Réformes institutionnelles et politiques : Des chances pour la constitutionnalisation du mandat unique
Installée le 6 mai 2016, un mois jour pour jour après l’investiture du Chef de l’Etat, la commission chargée des réformes institutionnelles et politiques a fini ses travaux après 30 jours dont elle disposait. Nos sources indiquent qu’il ne lui reste qu’à transmettre officiellement son rapport au président de la République. Ledit rapport, souligne les mêmes sources, confirment que le principe de mandat unique figure bel et bien dans les conclusions de la commission. Une première étape franchie. Les autres suivront sans doute.
Une première des trois étapes vient d’être franchie pour la constitutionnalisation du mandat proposé par le Chef de l’Etat. Sur le sujet, le débat a été sérieux et riche au niveau de la Commission chargée des réformes institutionnelles et politiques. Mais, en fin de compte, la commission présidée par le ministre de la justice, Joseph Djogbénou, est effectivement inscrit dans le rapport qu’elle s’apprête à transmettre au président de la République. La prochaine étape, la deuxième, c’est l’Assemblée nationale. Le Chef de l’Etat, une fois le rapport de la commission reçu, aura à envoyer sa proposition de texte à l’Assemblée nationale. Et c’est là que tout se jouera. Mandat unique ou pas, il reviendra à la représentation nationale d’en décider. Mais, de ce côté aussi, le président Patrice Talon ne devrait pas se faire du souci. Il est décidé à institutionnaliser le mandat unique. Et Dieu seul sait que l’homme sait s’y prendre pour gagner ce genre de bataille au parlement. Il en a remportées lorsqu’il n’était pas à la tête du pays. Maintenant que Talon dirige le pays, c’est indéniablement un atout supplémentaire pour lui pour faire aboutir cette réforme qui lui est chère. Des sources soulignent que Talon a déjà reçu l’assurance de plus de la majorité des 83 députés. Mieux, ce sont de fins stratèges et habitués du parlement qui sont à la manœuvre pour le compétiteur-né.
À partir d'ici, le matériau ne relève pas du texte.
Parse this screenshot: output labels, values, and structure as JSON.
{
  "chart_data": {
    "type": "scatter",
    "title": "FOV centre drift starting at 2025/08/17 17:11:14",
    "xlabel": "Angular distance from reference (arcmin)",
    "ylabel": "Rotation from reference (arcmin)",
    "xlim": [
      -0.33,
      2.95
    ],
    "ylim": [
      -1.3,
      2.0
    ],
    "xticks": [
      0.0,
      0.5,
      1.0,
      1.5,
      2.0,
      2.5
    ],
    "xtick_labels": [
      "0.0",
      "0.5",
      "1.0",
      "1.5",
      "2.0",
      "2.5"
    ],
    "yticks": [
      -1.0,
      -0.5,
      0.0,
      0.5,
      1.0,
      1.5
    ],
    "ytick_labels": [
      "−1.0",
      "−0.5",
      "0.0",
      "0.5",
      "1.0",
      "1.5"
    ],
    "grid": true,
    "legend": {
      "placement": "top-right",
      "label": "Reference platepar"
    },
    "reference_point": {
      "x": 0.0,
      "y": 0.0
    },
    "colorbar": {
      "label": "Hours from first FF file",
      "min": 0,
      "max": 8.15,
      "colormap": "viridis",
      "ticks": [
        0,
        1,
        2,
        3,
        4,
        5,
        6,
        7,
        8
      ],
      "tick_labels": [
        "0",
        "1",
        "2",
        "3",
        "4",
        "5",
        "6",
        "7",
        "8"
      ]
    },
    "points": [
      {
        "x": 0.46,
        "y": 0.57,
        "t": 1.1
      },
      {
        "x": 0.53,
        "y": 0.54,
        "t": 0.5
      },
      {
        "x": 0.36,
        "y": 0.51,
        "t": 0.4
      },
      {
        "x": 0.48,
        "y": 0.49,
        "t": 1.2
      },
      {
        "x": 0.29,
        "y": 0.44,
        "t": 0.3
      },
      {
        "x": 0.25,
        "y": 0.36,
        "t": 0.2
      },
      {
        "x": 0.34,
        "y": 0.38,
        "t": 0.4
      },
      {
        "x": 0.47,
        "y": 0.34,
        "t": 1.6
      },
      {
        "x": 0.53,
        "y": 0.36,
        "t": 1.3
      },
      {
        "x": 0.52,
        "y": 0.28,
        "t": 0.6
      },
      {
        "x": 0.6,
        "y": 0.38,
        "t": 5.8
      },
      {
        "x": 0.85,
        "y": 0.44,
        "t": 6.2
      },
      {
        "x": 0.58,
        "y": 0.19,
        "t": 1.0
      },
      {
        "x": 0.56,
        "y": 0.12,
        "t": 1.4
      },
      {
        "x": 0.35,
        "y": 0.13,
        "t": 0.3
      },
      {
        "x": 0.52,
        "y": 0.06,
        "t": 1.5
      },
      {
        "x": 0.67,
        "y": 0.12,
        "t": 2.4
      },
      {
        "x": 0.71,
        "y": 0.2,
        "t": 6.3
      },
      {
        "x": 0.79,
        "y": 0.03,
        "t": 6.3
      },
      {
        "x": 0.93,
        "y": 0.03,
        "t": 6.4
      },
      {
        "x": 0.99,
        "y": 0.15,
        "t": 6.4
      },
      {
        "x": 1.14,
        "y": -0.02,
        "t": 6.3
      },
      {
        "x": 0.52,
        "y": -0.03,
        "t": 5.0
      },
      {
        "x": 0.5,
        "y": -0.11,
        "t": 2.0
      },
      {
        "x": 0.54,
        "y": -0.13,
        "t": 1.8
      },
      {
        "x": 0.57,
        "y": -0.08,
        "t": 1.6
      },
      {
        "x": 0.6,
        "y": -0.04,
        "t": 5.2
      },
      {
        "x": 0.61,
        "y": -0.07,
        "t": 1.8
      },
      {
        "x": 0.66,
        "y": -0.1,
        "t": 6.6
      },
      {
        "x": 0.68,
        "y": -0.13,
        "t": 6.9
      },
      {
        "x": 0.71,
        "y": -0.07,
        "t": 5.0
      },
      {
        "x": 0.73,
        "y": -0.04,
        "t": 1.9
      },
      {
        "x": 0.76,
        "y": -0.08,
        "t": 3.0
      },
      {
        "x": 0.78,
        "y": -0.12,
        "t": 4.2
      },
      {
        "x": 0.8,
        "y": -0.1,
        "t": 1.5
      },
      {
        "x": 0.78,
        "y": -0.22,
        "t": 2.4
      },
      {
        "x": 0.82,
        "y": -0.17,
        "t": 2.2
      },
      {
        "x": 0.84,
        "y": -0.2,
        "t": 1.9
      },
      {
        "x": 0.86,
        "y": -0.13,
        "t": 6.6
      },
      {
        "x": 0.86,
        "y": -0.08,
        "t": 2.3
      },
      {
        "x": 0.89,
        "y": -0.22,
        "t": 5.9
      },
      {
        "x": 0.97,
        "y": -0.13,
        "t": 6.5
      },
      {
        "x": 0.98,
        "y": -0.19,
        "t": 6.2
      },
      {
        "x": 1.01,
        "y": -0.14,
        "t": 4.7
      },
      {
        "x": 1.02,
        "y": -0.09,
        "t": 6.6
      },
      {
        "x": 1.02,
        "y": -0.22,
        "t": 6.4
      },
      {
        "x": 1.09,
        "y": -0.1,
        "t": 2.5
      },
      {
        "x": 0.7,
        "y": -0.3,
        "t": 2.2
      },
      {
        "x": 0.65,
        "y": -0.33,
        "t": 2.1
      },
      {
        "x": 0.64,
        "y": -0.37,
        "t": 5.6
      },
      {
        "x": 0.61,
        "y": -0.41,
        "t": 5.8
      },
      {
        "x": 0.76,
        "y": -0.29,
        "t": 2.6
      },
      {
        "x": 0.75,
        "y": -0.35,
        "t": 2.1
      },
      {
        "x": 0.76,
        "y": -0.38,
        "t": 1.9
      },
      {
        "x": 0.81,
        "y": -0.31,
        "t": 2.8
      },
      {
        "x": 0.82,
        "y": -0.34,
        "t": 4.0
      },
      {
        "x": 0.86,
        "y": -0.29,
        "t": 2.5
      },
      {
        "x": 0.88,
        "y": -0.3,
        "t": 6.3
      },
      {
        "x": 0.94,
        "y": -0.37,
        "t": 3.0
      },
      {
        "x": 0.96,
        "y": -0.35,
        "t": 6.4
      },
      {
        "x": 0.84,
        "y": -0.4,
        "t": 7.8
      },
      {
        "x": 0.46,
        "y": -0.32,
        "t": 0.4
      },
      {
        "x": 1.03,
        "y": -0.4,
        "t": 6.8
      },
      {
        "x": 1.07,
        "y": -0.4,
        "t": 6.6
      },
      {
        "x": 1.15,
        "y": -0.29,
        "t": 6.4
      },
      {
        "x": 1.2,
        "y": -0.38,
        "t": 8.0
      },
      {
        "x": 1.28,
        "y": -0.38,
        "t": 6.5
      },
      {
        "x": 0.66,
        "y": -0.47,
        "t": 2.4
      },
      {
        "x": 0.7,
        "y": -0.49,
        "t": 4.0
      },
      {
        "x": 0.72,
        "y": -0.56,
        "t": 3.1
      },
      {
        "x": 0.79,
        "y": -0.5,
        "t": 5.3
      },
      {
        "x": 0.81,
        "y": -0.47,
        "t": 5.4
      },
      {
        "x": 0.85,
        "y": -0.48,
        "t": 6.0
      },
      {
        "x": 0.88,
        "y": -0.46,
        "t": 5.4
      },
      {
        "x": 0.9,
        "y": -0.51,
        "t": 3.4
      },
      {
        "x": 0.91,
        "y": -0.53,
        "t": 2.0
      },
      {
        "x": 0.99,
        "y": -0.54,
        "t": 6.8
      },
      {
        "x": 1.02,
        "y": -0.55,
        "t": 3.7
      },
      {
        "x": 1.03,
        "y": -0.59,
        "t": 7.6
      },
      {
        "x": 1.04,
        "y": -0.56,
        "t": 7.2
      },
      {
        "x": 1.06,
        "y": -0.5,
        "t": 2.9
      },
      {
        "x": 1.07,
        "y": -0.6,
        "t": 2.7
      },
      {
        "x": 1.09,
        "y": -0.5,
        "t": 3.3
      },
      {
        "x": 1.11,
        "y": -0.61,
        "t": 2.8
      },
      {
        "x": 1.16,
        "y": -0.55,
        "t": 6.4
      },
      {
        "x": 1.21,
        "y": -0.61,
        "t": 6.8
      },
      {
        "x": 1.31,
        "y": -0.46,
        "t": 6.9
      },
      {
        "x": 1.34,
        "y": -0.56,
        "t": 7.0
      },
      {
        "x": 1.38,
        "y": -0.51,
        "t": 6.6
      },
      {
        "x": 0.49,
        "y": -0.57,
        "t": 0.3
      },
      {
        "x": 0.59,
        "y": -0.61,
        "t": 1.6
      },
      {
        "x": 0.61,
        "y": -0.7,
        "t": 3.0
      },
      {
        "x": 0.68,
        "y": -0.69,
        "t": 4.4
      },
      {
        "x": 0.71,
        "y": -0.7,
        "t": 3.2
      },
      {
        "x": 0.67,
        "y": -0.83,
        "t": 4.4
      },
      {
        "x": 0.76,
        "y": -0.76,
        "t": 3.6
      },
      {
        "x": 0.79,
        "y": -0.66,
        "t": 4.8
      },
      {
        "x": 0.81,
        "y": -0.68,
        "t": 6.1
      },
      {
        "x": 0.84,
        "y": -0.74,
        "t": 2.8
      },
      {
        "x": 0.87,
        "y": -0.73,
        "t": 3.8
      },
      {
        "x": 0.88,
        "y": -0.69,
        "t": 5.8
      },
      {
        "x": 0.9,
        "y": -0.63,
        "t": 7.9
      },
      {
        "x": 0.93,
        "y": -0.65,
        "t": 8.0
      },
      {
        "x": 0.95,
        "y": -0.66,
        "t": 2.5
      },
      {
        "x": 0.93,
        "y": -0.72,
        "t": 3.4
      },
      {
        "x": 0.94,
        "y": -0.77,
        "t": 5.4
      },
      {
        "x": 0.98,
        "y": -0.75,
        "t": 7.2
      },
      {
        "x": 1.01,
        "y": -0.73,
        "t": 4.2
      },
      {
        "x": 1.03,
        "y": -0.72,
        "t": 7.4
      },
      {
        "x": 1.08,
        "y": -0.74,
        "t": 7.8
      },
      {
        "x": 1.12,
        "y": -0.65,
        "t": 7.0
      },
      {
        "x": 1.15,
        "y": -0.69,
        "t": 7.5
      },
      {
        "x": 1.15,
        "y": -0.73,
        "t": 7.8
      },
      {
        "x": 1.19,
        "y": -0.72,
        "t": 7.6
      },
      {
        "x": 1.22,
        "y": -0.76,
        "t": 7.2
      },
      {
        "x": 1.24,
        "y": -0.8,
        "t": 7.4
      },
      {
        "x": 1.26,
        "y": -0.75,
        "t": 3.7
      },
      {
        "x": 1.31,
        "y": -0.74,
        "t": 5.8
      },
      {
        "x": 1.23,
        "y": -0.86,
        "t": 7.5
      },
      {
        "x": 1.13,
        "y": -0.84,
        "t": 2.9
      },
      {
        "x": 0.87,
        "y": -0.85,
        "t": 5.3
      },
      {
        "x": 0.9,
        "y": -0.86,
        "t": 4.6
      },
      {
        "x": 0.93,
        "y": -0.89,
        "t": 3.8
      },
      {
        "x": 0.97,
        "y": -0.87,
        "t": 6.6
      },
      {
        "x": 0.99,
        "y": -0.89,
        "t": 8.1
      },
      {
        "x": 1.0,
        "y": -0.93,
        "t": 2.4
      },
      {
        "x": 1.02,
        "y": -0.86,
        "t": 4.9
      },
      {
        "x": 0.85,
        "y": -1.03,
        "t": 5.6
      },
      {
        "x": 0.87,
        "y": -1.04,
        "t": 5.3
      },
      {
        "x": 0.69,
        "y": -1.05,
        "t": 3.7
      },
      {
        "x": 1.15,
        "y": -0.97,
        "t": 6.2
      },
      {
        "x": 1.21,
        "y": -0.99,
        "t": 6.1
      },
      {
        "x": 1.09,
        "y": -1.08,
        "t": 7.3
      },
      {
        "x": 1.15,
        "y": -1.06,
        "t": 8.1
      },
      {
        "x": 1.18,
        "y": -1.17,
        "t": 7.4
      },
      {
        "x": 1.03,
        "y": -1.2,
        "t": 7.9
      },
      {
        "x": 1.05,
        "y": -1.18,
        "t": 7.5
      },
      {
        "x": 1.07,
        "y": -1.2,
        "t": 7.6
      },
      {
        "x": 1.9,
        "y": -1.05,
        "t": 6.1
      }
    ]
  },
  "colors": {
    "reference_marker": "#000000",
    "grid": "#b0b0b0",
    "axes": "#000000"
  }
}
Aubaine pour des hommes politiques
Pour donner le « bon » exemple, le président Patrice Talon a décidé de ne faire un seul mandat. Candidat, il l’a annoncé. Président de la République élu, il l’a confirmé. Autrement, dans moins de cinq ans, le Bénin aura un autre président de la République. Pour les grands partis politiques désillusionnés lors de la présidentielle de 2016, c’est une très bonne nouvelle. Ils savent qu’ils ont désormais cinq ans pour se préparer à refaire surface et à redorer leur blason. Car, cinq ans à la touche c’est mieux que dix ans. C’est indéniablement un argument qui milite en faveur de la constitutionnelle du mandat que veut Talon. Il y a une autre raison qui devrait amener les députés à se pencher favorablement pour le mandat unique. Au Bénin, on sait désormais que l’homme au pouvoir a de fortes chances de se faire réélire. Alors, à défaut de se faire élire Chef de l’Etat, il vaut mieux être avec le pouvoir en place. Or, tout le monde n’a pas cette « chance » ou n’en veut pas toujours. Dans ces conditions, en cas d’un mandat unique constitutionnalisé, l’impatience sera moins longue que d’habitude. L’alternance interviendra plus vite. La classe politique aura donc la chance de se renouveler tous les cinq ans. Pour ces raisons, on a du mal à croire que les députés iront contre cette proposition du président Patrice Talon. Or, si les députés votent cette proposition, un éventuel référendum ne sera qu’une formalité. En ce sens que ce sont les mêmes hommes politiques qui seront appelés à aller convaincre les populations. Evidemment, les opposants au mandat unique, il y en a. Ils se manifestent. Mais de là à gagner le pari au moment opportun n’est pas évident. Une fois encore, le compétiteur-né est en passe de gagner son challenge. Comme tant d’autres.